İnsan Hakları Evrensel Bildirgesinin kabul edilişinin üzerinden 65 yıl geçmesine rağmen halen insanlık en temel hakları için bile mücadele vermeye devam etmektedir.
Ülkemizde, ileri demokrasi söylemlerinin her konuşmaya sığdırıldığı ve demokratikleşme paketlerinin açıldığı günümüzde söylemler ve gerçeklik arasında bariz farklılıklar göze çarpmaktadır. Bunun sebebi insan hakları ve demokrasinin içselleştirilmemiş olması ve yapılan düzenlemelerin “- mış gibi yapmak“ anlayışıyla yapılmasındandır.
Ülkemizde kadına yönelik şiddetin önlenmesi için pek çok düzenleme yapılmaktadır. Ancak bu düzenlemeleri yapanlar , bunlara imza atanlar dahi kadını ikinci sınıf kategorisinde gördüklerinden ve bu bakış açılarını söylemleriyle meşrulaştırmaya çalıştıklarından dolayı ülkemizde kadına yönelik şiddet, söylenenin aksine azalmamakta gün geçtikçe artmaktadır.
Her kazadan sonra “sorumlular gerekli cezayı alacaktır” sözlerine rağmen sorumlulara bir türlü gerekli ceza verilmediği ve yeterli denetim yapılmadığı için iş kazası adı altında her gün 3 işçi yaşamını yitirmektedir. Devlet istatistiklerde kalan bu yaşam hakkı ihlallerine karşın hiçbir düzenleme yapmazken her nedense işçilerin tek güvencesi olan kıdem tazminatını da işveren lehine düzenlemektedir.
Sağlıkta dönüşüm adı altında sağlık hakkı nasıl paralı ve ulaşılamaz hale dönüştürüldüyse eğitim hakkı da aynı şekilde paralı ve ayrıcalıklı hale dönüştürülmeye çalışılmaktadır. Oysa herkese parasız, eşit, ulaşılabilir ve nitelikli sağlık ve eğitim hakkı sağlanması gelecek nesillerin şekillenmesi açısından önemlidir. Zira en temel insan haklarıdır.
Toplumun haber alma ve bilinçlenme hakkına aracılık eden basın mensuplarına karşı uygulanan tutuklama ve hapis cezası ile cezalandırma yöntemlerine ayrıca patronlarına şikayet ederek işten attırma ve mail yoluyla tehdit de eklenmiştir.
Benzer uygulamalarla diziler yayından kaldırttırılmış veya senaryolarına müdahale edilmiştir.
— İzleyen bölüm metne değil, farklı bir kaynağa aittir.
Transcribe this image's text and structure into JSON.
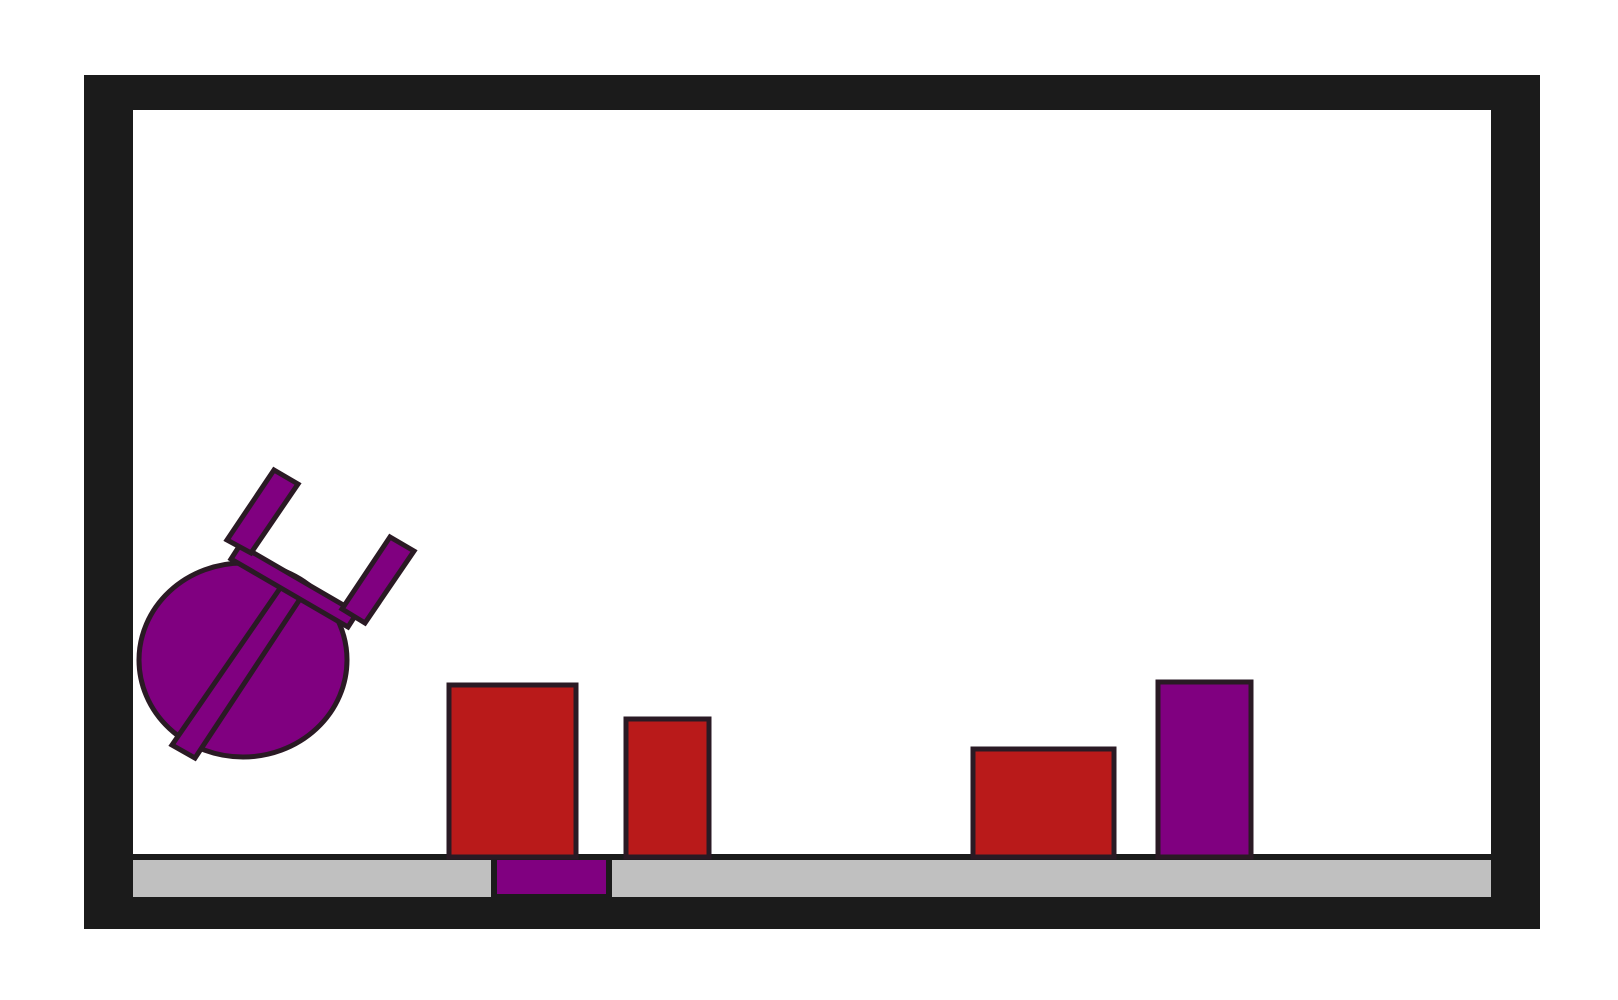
{
  "scene": {
    "type": "physics-puzzle",
    "colors": {
      "background": "#ffffff",
      "frame": "#1b1b1b",
      "floor": "#c0c0c0",
      "outline": "#2a1a24",
      "goal_purple": "#800080",
      "obstacle_red": "#b91a1a"
    },
    "objects": [
      {
        "id": "player-ball",
        "kind": "ball",
        "color": "purple",
        "dynamic": true
      },
      {
        "id": "player-jar",
        "kind": "jar",
        "color": "purple",
        "dynamic": true
      },
      {
        "id": "red-block-1",
        "kind": "block",
        "color": "red",
        "dynamic": true
      },
      {
        "id": "red-block-2",
        "kind": "block",
        "color": "red",
        "dynamic": true
      },
      {
        "id": "red-block-3",
        "kind": "block",
        "color": "red",
        "dynamic": true
      },
      {
        "id": "purple-block",
        "kind": "block",
        "color": "purple",
        "dynamic": true
      },
      {
        "id": "goal-floor-segment",
        "kind": "floor-target",
        "color": "purple",
        "dynamic": false
      }
    ]
  }
}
Bu şekilde müdahalelere uygun olmayan tiyatroların kapılarına mühür vurulmuştur.
Aynı mühür internete ve hatta sosyal medyaya da vurulmaya çalışılmış pek çok kişi paylaşımları sebebiyle gözaltına alınmış ve hatta örgüt üyeliğiyle suçlanmıştır.
Bu yıl en çok ihlal edilen hak “ Toplantı ve gösteri yürüyüşü hakkı” olmuştur. Zira sadece Gezi Parkı eylemlerinde dahi 5 bin 300 kişi gözaltına alınmış ve 160 kişi tutuklanmıştır. Bu hakkın hala AİHM içtihatları çerçevesinde algılanmaması nedeniyle gösterilerde polis şiddeti, orantısız güç kullanımı ve ölümler yaşanmıştır. Gösterilerin hak olduğu anlayışının halen içselleştirilmediğinin bir göstergesi de bu gösteriler sebebiyle açılan soruşturmalardır. Eskişehir de “ toplantı ve gösteri yürüyüşü “ yasasına muhalefet etmekten dolayı yaklaşık 250 kişi mahkemelerde yargılanmakta, 750 kişi hakkında da soruşturma devam etmektedir.
Bu konuda Demokratikleşme paketi adı altında yapılan değişiklikler AİHM içtihatlarının çok çok gerisinde kalan değişikliklerdir. Zira öze ilişkin hiçbir değişiklik yapılmamıştır. ‘Herkes barışçıl olarak toplanma hakkına sahiptir’ anlayışı yerine toplantının gidişatı valinin insiyatifine bırakılmış ve toplantı saati güneşin batışına göre ayarlanmıştır.
Demokratikleşme paketleri ve buna benzer paketler ne yazık ki beklentilere yeterince cevap verememektedir. Ancak insan hakları ve demokrasi , paketlere sığmayacak kadar hayati ve önemlidir ve ancak mücadele ile kazanılabilir. Bu düşüncelerle Eskişehir de yaşanan tüm hak ihlallerini takipçisi olduğumuzu kamuoyuyla bir kez daha paylaşırız.